There isn’t, it’s accurate to report, much immediacy here. But that was never Autechre’s forte. True to form, the immersing osmosis of repeated plays is the only method of absorbing Oversteps’ depths. A few moments do land instantly, though: known(1) re-imagines then mechanises ancient oriental zither strains with the unfolding beauty of an origami swan; O=0 chimes and tingles with Philip Glass-worthy dexterity; st epreo’s dense thicketed beat undergrowth grabs your cochleas.
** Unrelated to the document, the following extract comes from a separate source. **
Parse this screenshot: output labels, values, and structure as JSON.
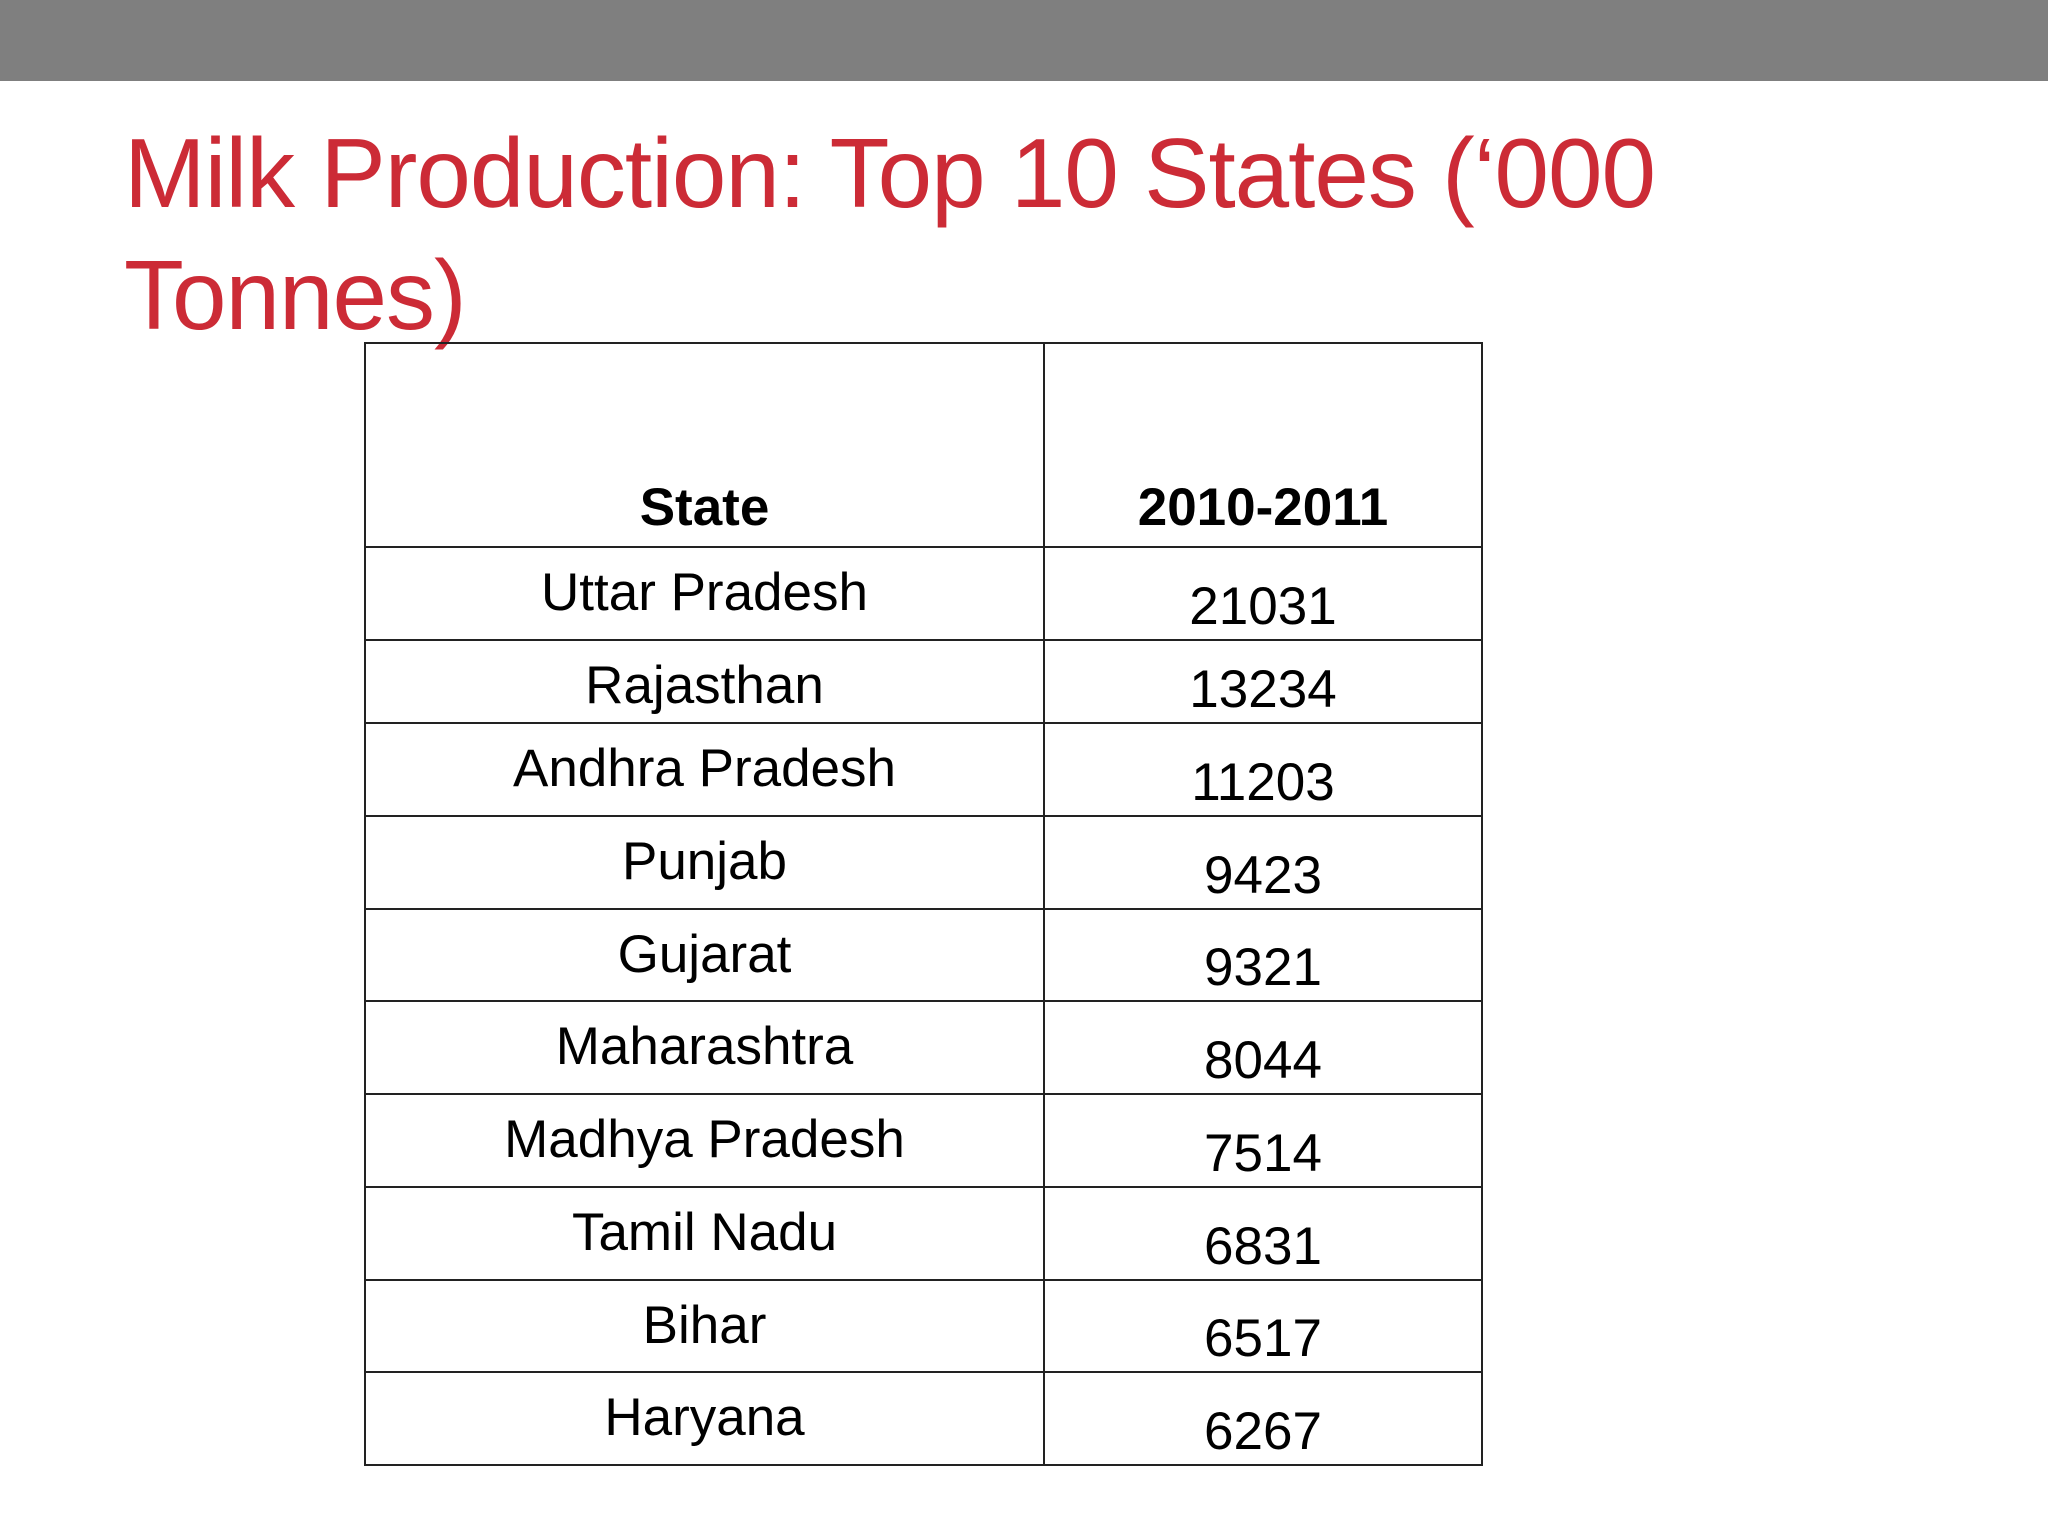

And once Yuop evaporates into the ether it’s more than apparent why many people don’t exactly get Autechre, even plentiful converts who assume that they do. Perhaps Oversteps’ mantle even nods to the extra unnecessary layers of deep rumination their wares often attract. But by maintaining a ferocious appetite for streaming across territory few electronic musicians possess even a perception of, Autechre continue to test themselves and listeners alike with stunningly intricate results.